Moreover, if bacteria is also adherent or if there is bacteria in the fluid of the joint, the fluid changes and its viscosity becomes thicker, sludgy, more opaque rather than simple bleeding, hematoma, or fluid around the joint which is usually clear yellowish fluid. Device 100 may be configured for determining if the fluid is denser or thicker and more viscous, indicating there is an infection. Ultrasound can be used to pick up more infectious agents and these echogenicity patterns could be cataloged and stored. If there is a difference in echogenicity of a fluid area, this would also be an indicator for infection and then device 100 may be configured to initiate treatments. For example, device 100 may be configured to be capable of changing the ultrasonic frequency from a first frequency associated with a diagnostic modality to a second frequency associated with a treatment modality to begin treatment of infection. As set forth above, the ultrasonic treatment may be pulsed or constant. It could be varied through several different frequencies to enhance the removal of biofilm. Since the tissue may be in a three-dimensional location, treatment with ultrasound may be made at varying angles. In the sinuses, for example, one location may be treated, but it may require multiple treatments at multiple locations. Each of the separate sinuses may need to be treated, and ultrasound may be applied at each different sinus location. Two ultrasounds or multiple ultrasounds may be applied to one location simultaneously or in a stable, staggered fashion. There may be two separate locations to stabilize and/or enhance the treatment.

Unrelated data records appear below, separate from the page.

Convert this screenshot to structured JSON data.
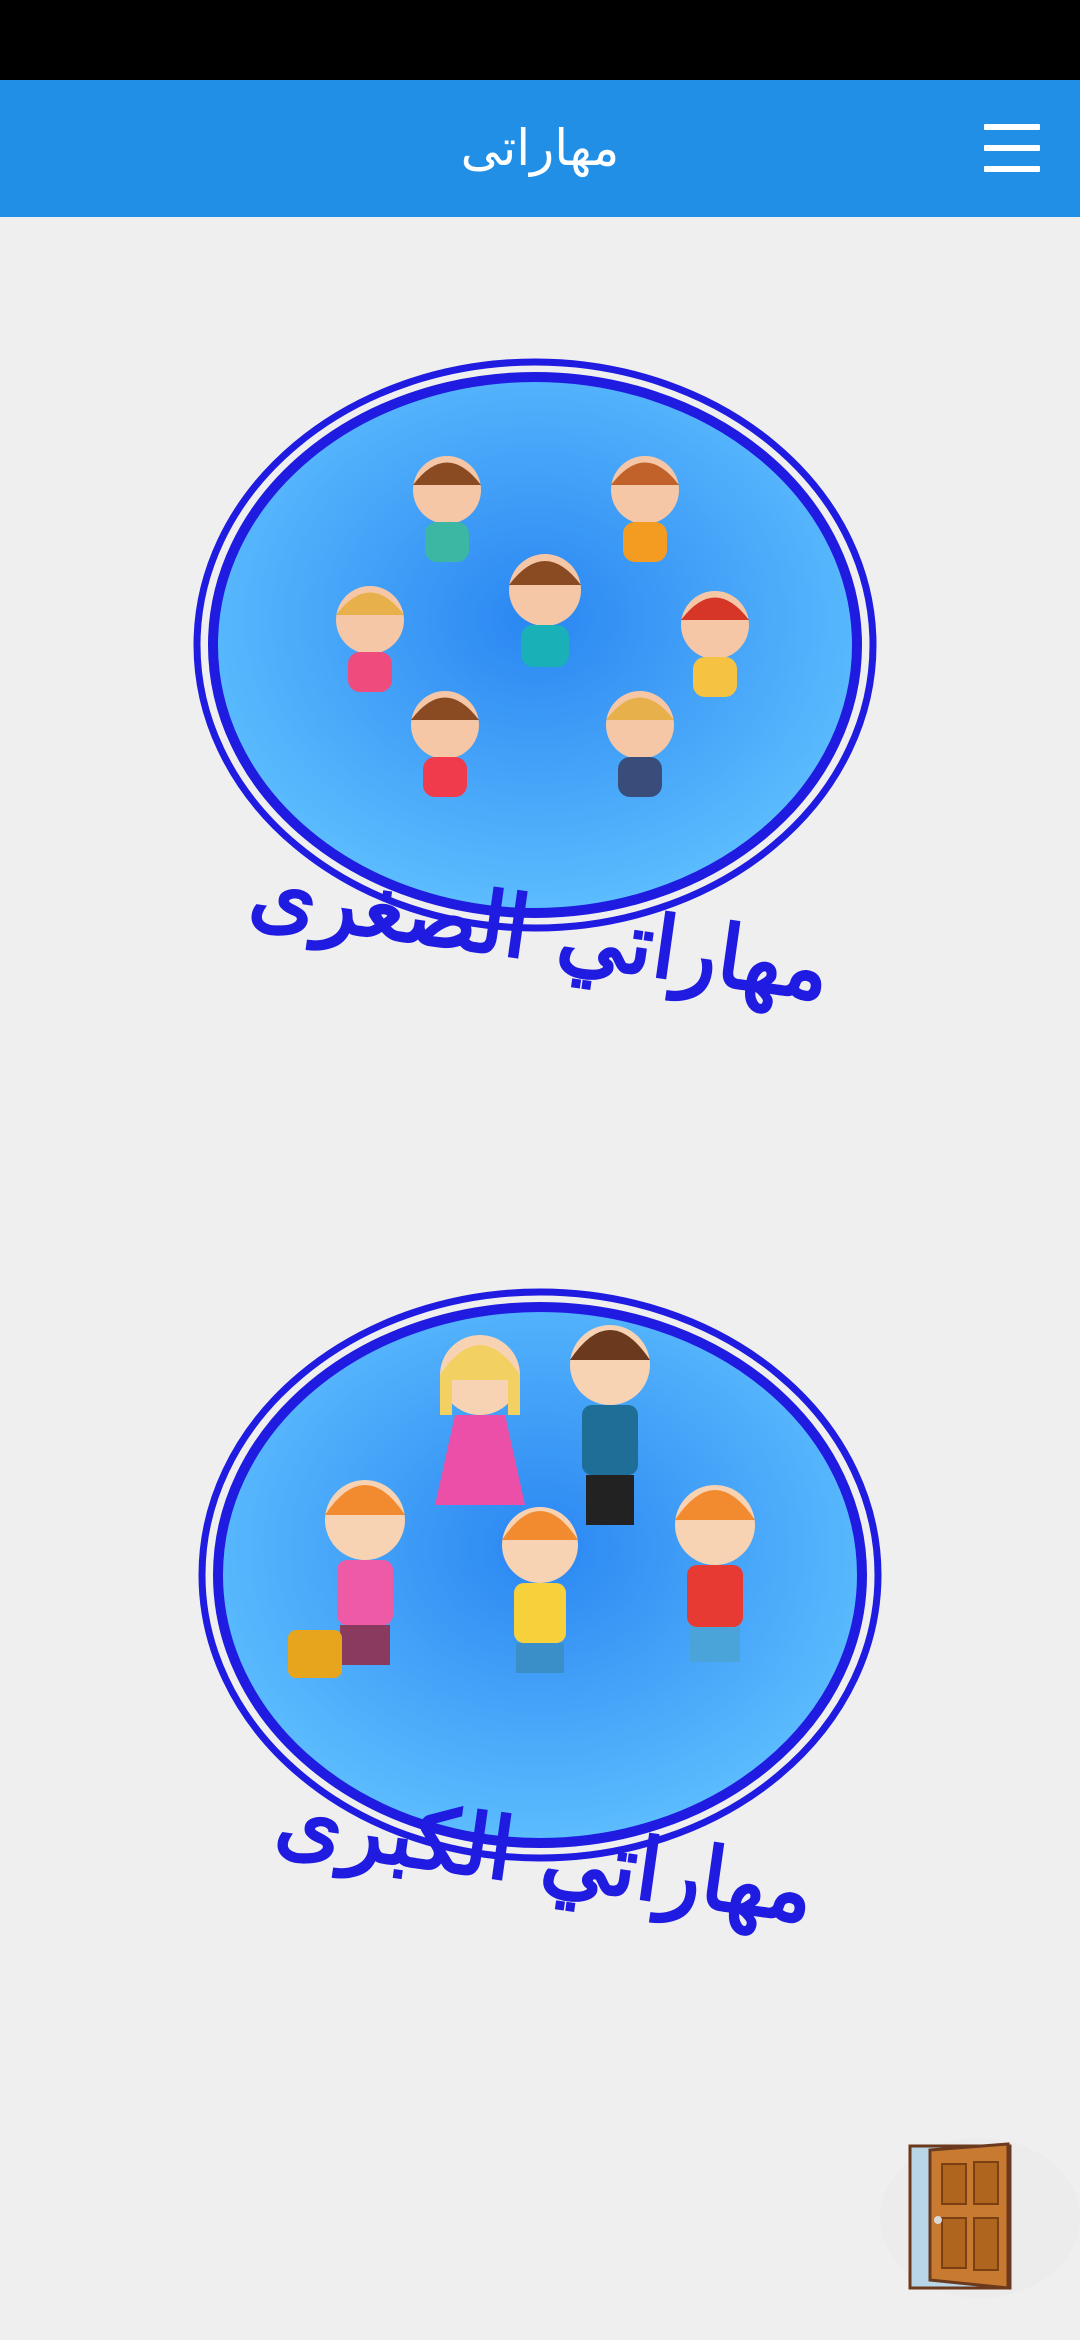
{
  "status_bar": {},
  "app_bar": {
    "title": "مهاراتى",
    "menu_icon": "hamburger-menu-icon"
  },
  "cards": [
    {
      "label": "مهاراتي الصغرى",
      "icon": "toddlers-circle-logo"
    },
    {
      "label": "مهاراتي الكبرى",
      "icon": "kids-circle-logo"
    }
  ],
  "exit": {
    "icon": "door-icon"
  },
  "colors": {
    "app_bar": "#218fe6",
    "background": "#efeff0",
    "logo_ring": "#1f1be0",
    "logo_fill": "#3aa7ff"
  }
}
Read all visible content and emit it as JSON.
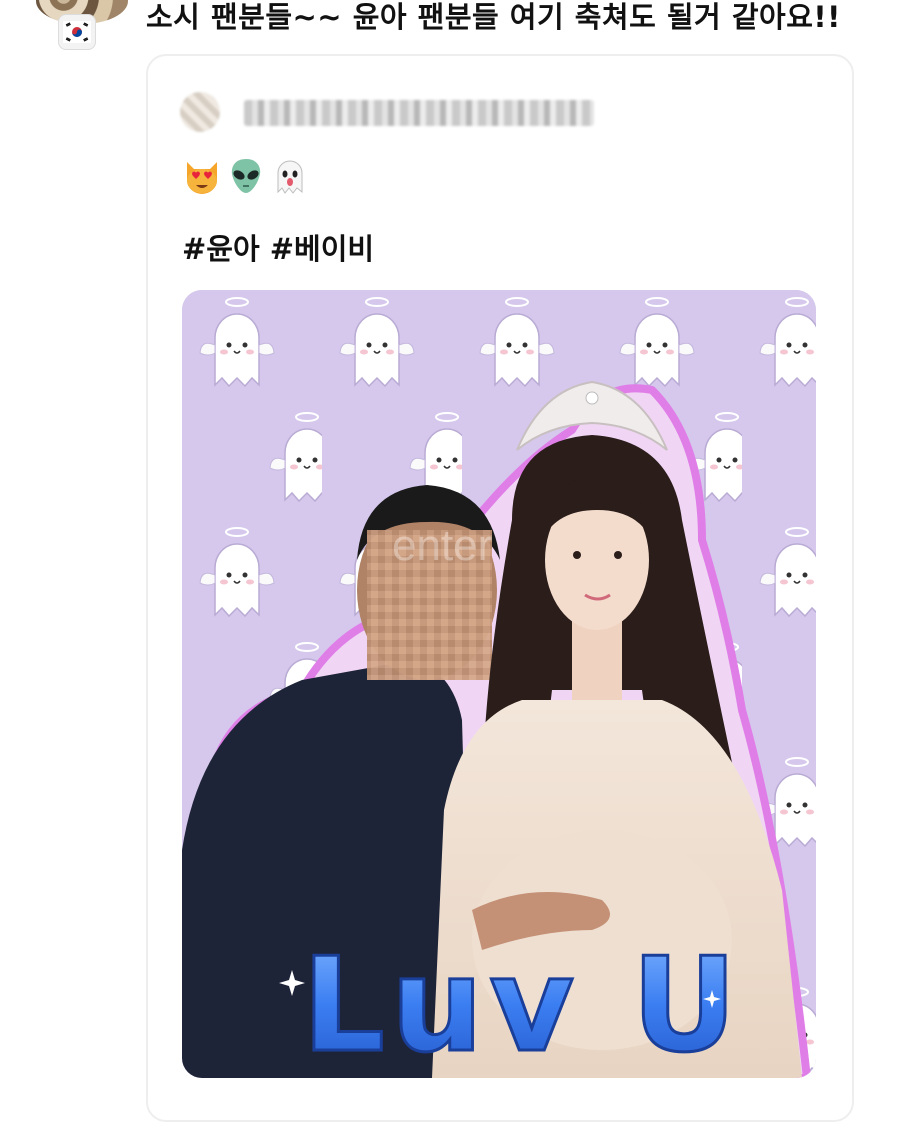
{
  "reply": {
    "text": "소시 팬분들~~ 윤아 팬분들 여기 축쳐도 될거 같아요!!",
    "avatar_icon": "user-avatar-icon",
    "flag_icon": "korea-flag-icon"
  },
  "quoted_post": {
    "username_blurred": true,
    "emojis": [
      "heart-eyes-cat-emoji",
      "alien-emoji",
      "ghost-emoji"
    ],
    "hashtags": "#윤아 #베이비",
    "image": {
      "overlay_text": "Luv U",
      "watermark": "enter",
      "background_color": "#d5c8ec",
      "accent_color": "#3b7ef2"
    }
  }
}
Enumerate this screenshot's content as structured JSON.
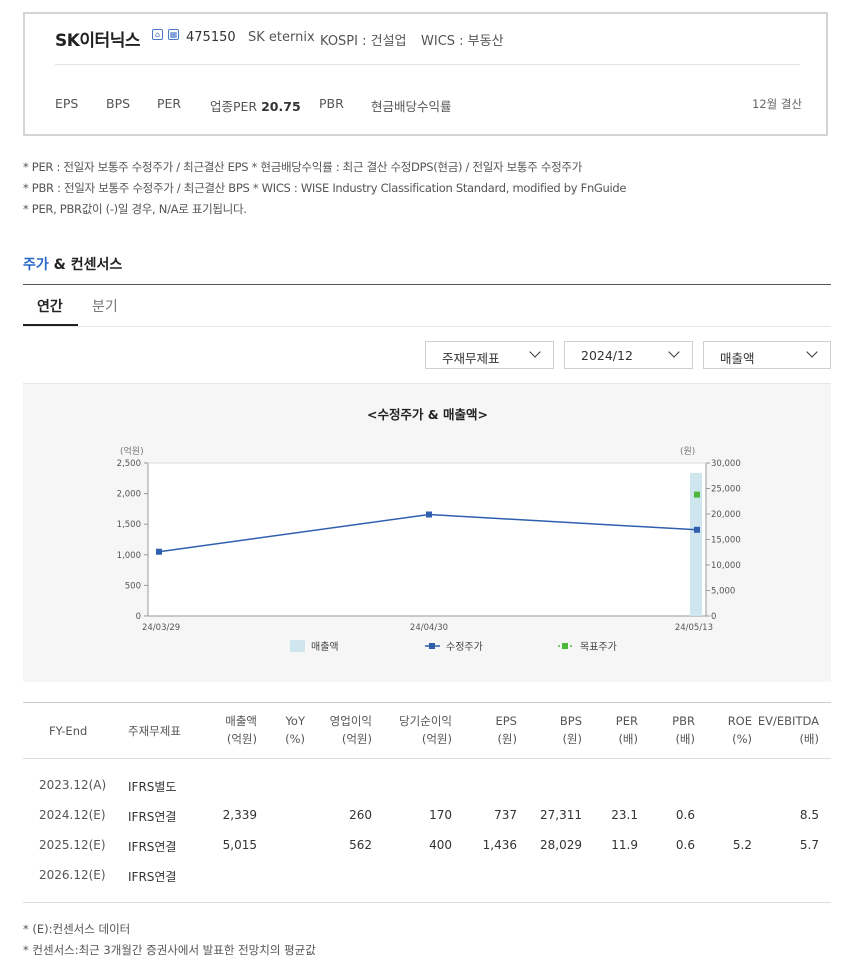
{
  "company": {
    "name": "SK이터닉스",
    "code": "475150",
    "english_name": "SK eternix",
    "market": "KOSPI : 건설업",
    "wics": "WICS : 부동산"
  },
  "metrics": {
    "eps": "EPS",
    "bps": "BPS",
    "per": "PER",
    "industry_per_label": "업종PER",
    "industry_per_value": "20.75",
    "pbr": "PBR",
    "dividend_yield": "현금배당수익률",
    "fiscal": "12월 결산"
  },
  "notes": [
    "* PER : 전일자 보통주 수정주가 / 최근결산 EPS * 현금배당수익률 : 최근 결산 수정DPS(현금) / 전일자 보통주 수정주가",
    "* PBR : 전일자 보통주 수정주가 / 최근결산 BPS * WICS : WISE Industry Classification Standard, modified by FnGuide",
    "* PER, PBR값이 (-)일 경우, N/A로 표기됩니다."
  ],
  "section": {
    "title_accent": "주가",
    "title_rest": " & 컨센서스",
    "tabs": [
      "연간",
      "분기"
    ]
  },
  "selects": {
    "statement": "주재무제표",
    "period": "2024/12",
    "item": "매출액"
  },
  "chart_data": {
    "type": "bar+line",
    "title": "<수정주가 & 매출액>",
    "left_axis_unit": "(억원)",
    "right_axis_unit": "(원)",
    "left_ticks": [
      "2,500",
      "2,000",
      "1,500",
      "1,000",
      "500",
      "0"
    ],
    "right_ticks": [
      "30,000",
      "25,000",
      "20,000",
      "15,000",
      "10,000",
      "5,000",
      "0"
    ],
    "ylim_left": [
      0,
      2500
    ],
    "ylim_right": [
      0,
      30000
    ],
    "x_labels": [
      "24/03/29",
      "24/04/30",
      "24/05/13"
    ],
    "series": [
      {
        "name": "매출액",
        "kind": "bar",
        "points": [
          {
            "x": "24/05/13",
            "y": 2339
          }
        ],
        "color": "#cfe6ef"
      },
      {
        "name": "수정주가",
        "kind": "line",
        "points": [
          {
            "x": "24/03/29",
            "y": 12600
          },
          {
            "x": "24/04/30",
            "y": 19900
          },
          {
            "x": "24/05/13",
            "y": 16900
          }
        ],
        "color": "#2f5fae"
      },
      {
        "name": "목표주가",
        "kind": "point",
        "points": [
          {
            "x": "24/05/13",
            "y": 23800
          }
        ],
        "color": "#4cb83a"
      }
    ],
    "legend_position": "bottom"
  },
  "table": {
    "headers": [
      [
        "FY-End"
      ],
      [
        "주재무제표"
      ],
      [
        "매출액",
        "(억원)"
      ],
      [
        "YoY",
        "(%)"
      ],
      [
        "영업이익",
        "(억원)"
      ],
      [
        "당기순이익",
        "(억원)"
      ],
      [
        "EPS",
        "(원)"
      ],
      [
        "BPS",
        "(원)"
      ],
      [
        "PER",
        "(배)"
      ],
      [
        "PBR",
        "(배)"
      ],
      [
        "ROE",
        "(%)"
      ],
      [
        "EV/EBITDA",
        "(배)"
      ]
    ],
    "rows": [
      [
        "2023.12(A)",
        "IFRS별도",
        "",
        "",
        "",
        "",
        "",
        "",
        "",
        "",
        "",
        ""
      ],
      [
        "2024.12(E)",
        "IFRS연결",
        "2,339",
        "",
        "260",
        "170",
        "737",
        "27,311",
        "23.1",
        "0.6",
        "",
        "8.5"
      ],
      [
        "2025.12(E)",
        "IFRS연결",
        "5,015",
        "",
        "562",
        "400",
        "1,436",
        "28,029",
        "11.9",
        "0.6",
        "5.2",
        "5.7"
      ],
      [
        "2026.12(E)",
        "IFRS연결",
        "",
        "",
        "",
        "",
        "",
        "",
        "",
        "",
        "",
        ""
      ]
    ]
  },
  "footnotes": [
    "* (E):컨센서스 데이터",
    "* 컨센서스:최근 3개월간 증권사에서 발표한 전망치의 평균값"
  ]
}
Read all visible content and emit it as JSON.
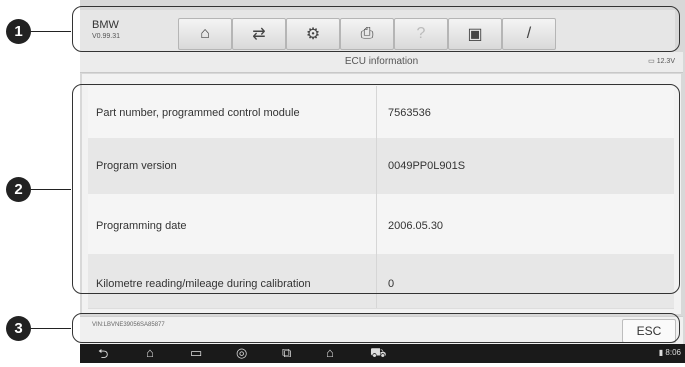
{
  "callouts": [
    "1",
    "2",
    "3"
  ],
  "toolbar": {
    "brand": "BMW",
    "version": "V0.99.31",
    "buttons": [
      {
        "icon": "home-icon",
        "glyph": "⌂"
      },
      {
        "icon": "vehicle-swap-icon",
        "glyph": "⇄"
      },
      {
        "icon": "settings-gear-icon",
        "glyph": "⚙"
      },
      {
        "icon": "print-icon",
        "glyph": "⎙"
      },
      {
        "icon": "help-icon",
        "glyph": "?"
      },
      {
        "icon": "save-icon",
        "glyph": "▣"
      },
      {
        "icon": "edit-pen-icon",
        "glyph": "/"
      }
    ]
  },
  "title_bar": {
    "title": "ECU information",
    "battery": "12.3V"
  },
  "rows": [
    {
      "name": "Part number, programmed control module",
      "value": "7563536"
    },
    {
      "name": "Program version",
      "value": "0049PP0L901S"
    },
    {
      "name": "Programming date",
      "value": "2006.05.30"
    },
    {
      "name": "Kilometre reading/mileage during calibration",
      "value": "0"
    }
  ],
  "footer": {
    "vin": "VIN:LBVNE39056SA85877",
    "esc_label": "ESC"
  },
  "navbar": {
    "icons": [
      "back-icon",
      "home-icon",
      "recent-apps-icon",
      "chrome-icon",
      "screenshot-icon",
      "autel-home-icon",
      "vci-car-icon"
    ],
    "time": "8:06"
  }
}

As an example, a jig or fixture may be used on the surface of the body or within the body to ensure the various angles are reproducibly performed for a period of time. The applicator 104 is stabilized against the surface for a period of time and then moved to the next position so the three-dimensional construct is fully treated for biofilm. The jig (or simply landmarks) may be used to position and hold applicator 104 for necessary intervals of time whether it is 1 minute, 5 minutes, or 10 minutes. Treatment may need to be applied hourly or 2-3 times a day for 5-7 days for complete treatment. Device 100 or just applicator 104 can be incorporated with an external brace, an external jig or a fixator. Transducer(s) 310 could be implanted internally and then external energy could be applied to the internal transducer that is implanted. This would act as an energy directing device to direct the ultrasonic field to the specific location.

As disclosed above, in addition to bacterial infection, device 100 may be used for infections caused by virus, fungus, and/or mycoplasma, for example. Device 100 may also be used for chemotherapy for rapidly multiplying cells like tumor cells. With the tumor cells' ability to adhere, one could selectively modulate the frequency. When tumor cells grow very rapidly, they can become resistant to certain chemotherapy agents. Ultrasound and/or combination therapy as described herein may make these cancer cells more sensitive, especially if ultrasound is applied at a specific location and a specific depth.

Ultrasound can be applied in two or more specific locations, e.g., wrapped around the body to apply ultrasound to multiple specific locations in the body. Ultrasound can also be applied internally or percutaneously via a probe so it is closer to the affected site. For example, multiple probes may be offset 90 degrees to each other or a predetermined distance from one another (e.g., 1 centimeter) depending on drive frequency and location so that the probes can have a specific or more focused effect. This could also be done with ultrasound and/or resistive heating, pH sensitivity, pH deposits with pH releases, etc. This can be performed with pulsed electron therapy, such as cold plasma. This could be done in combination with ultrasound.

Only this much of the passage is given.